How to make under-cabinet lights come on and off with the ceiling lights?

I have nice ceiling lighting in a room, in 2’ by 4’ fluorescent drop ceiling fixtures retrofitted to LEDs. But I have large low shelves over workbenches that cast a bit of shadow and want to add lighting under those, such as 2’ long LED strip units.

How can I make these come on and off when the main ceiling lights are turned on and off? I’m not sure it would be practical to add an outlet that is switched by the lighting circuit. I wish there was something like a photocell light control, but one which worked in the reverse sense relative to what people use for automatic outdoor lighting. I want the control to go on when it sees light, and off when it doesn’t. Of course I would place it somewhere the big ceiling lights illuminated brightly and the new under shelf lights hardly at all.

Any solutions?


Use a little photocell-activated switch. Just position the photocell so that it doesn’t see the under-cabinet lights.

Wouldn’t that cause the under-cabinet light to stay on during the day?

It depends.
If the room gets a lot of natural light, than, yes.
Even in those cases, it should be possible to put the photocell at the end of a straw, and point it at the overhead light, which should make it selective enough.

Or, if the overhead lights are LED, you could probably use their natural strobing to detect if they were on, but that makes the photocell circuit more complicated.

That’s what I’m asking for. I want a photocell-activated switch that turns ON when it DOES see light. All the ones I’ve found work in the reverse direction.

Do you know of a photocell-activated switch that turns ON with LIGHT?

Can you solder?
It’s a fairly simple circuit.

Or, if you would a suitable day/night switch, just add a SPDT relay to it, and use the Normally Open contacts.

That is the correct & code-compliant way to do this. (And might be simplest in the long run. Remember that the lifetime of home electrical wiring is measured in decades.)

You could connect such an outlet to either the ceiling lights, or to the wall switch for the lighting circuit. One of those should be feasible.

Another way: You could either replace the ceiling light switch with a smart switch or the ceiling lights with smart bulbs, and connect your undercabinet light strip to a smart outlet. You can program it so when one turns on both do, but you need to check to make sure that this programming will work with the hardware you chose, also the method you want to use to turn them on and off.
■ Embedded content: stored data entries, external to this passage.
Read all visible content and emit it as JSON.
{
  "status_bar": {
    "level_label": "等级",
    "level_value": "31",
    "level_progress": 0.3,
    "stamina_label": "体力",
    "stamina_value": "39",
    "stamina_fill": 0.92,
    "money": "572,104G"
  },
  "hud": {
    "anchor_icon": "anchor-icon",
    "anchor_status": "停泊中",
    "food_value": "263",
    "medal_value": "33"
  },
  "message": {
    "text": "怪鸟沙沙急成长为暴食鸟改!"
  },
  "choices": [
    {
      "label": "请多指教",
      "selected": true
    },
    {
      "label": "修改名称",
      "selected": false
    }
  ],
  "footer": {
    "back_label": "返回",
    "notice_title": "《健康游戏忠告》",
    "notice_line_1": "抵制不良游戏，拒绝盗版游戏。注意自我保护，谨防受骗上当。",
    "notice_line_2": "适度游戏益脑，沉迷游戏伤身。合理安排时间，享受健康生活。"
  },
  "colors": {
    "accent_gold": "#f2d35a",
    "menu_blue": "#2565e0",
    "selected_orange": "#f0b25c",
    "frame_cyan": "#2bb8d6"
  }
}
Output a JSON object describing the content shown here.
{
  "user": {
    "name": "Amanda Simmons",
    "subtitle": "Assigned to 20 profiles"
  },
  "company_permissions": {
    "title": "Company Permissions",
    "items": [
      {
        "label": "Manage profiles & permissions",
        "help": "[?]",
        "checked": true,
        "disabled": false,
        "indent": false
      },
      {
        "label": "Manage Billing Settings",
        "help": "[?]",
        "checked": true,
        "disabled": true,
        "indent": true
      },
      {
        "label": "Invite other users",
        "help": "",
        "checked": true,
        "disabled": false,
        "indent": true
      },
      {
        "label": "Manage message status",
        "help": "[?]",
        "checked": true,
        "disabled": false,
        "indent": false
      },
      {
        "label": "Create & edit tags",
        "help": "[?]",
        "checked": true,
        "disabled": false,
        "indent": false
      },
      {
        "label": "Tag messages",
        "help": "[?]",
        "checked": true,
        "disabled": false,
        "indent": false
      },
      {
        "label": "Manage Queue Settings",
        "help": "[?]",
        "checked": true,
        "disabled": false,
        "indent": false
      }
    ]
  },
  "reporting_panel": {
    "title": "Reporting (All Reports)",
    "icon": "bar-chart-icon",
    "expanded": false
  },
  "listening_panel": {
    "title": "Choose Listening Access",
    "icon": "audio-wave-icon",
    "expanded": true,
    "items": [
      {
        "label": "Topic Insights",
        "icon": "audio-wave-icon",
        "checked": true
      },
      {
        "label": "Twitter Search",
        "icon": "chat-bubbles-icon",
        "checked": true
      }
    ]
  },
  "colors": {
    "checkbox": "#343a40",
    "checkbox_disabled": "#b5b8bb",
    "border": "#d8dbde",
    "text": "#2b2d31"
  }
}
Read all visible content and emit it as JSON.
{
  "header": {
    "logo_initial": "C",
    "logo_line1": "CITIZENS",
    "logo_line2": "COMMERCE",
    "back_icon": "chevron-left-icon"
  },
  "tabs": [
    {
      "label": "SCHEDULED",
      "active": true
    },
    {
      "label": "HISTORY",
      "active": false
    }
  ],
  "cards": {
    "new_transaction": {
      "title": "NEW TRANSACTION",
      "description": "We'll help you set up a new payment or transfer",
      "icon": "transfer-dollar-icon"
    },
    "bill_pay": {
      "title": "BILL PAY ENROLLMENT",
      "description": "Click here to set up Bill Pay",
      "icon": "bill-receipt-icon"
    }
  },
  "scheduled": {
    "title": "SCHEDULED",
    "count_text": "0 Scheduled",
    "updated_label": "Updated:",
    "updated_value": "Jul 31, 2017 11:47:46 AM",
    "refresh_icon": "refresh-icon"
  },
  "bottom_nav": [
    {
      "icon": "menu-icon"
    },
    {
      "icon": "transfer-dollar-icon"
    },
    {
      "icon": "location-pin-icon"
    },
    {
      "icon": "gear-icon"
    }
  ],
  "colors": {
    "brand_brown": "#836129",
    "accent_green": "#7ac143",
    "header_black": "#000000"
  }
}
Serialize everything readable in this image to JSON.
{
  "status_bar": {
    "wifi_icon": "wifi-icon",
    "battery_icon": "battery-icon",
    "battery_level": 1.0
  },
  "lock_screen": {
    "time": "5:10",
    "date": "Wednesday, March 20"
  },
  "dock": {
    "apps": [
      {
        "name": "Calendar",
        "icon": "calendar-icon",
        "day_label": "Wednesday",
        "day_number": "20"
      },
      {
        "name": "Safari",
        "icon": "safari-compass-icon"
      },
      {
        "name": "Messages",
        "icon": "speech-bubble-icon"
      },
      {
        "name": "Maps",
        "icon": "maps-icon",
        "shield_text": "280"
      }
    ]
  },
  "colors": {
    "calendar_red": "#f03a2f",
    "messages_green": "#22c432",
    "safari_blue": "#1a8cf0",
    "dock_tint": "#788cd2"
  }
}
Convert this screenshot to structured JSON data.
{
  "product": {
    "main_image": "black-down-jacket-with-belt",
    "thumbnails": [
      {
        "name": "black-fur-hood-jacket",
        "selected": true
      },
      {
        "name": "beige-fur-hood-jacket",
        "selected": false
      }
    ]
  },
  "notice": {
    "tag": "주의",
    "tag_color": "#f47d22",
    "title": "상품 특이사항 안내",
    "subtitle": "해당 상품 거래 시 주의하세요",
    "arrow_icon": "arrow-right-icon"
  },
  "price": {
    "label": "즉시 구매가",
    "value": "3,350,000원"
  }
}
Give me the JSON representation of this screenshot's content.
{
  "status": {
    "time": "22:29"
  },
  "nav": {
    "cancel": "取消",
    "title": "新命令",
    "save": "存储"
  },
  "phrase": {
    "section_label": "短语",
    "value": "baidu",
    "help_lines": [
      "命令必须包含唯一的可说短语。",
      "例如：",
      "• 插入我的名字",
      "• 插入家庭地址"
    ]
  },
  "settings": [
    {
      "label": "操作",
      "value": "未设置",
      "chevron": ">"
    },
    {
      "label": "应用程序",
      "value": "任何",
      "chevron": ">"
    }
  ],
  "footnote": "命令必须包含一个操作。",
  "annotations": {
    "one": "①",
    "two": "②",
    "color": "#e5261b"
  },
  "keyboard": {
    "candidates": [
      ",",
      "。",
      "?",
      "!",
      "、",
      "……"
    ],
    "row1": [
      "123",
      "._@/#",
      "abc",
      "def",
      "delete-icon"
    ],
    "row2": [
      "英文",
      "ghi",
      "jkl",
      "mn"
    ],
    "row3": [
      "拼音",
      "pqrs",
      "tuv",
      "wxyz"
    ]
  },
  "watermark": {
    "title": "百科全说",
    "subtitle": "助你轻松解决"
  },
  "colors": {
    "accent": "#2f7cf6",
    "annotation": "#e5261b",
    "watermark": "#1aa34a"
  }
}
I’m going to second this. It exactly aligns with the functionality you want, without introducing potentially annoying quirks (i.e. they turn on if the room happened to be bright enough without the overhead). The whole “main switch triggers the overhead lights which triggers the light sensitive shelf lighting” seems a bit Rube Goldberg like.

OK, you have convinced me. I actually thought it might be against code to have a switch control both built in lighting and a receptacle. If this is correct and code compliant, it is clearly worth trying hard to do. I do like that wiring lasts decades, unlike the various home automation things I’ve tried and thrown away over the years. And I do like that this is not a quirky solution. Thank you!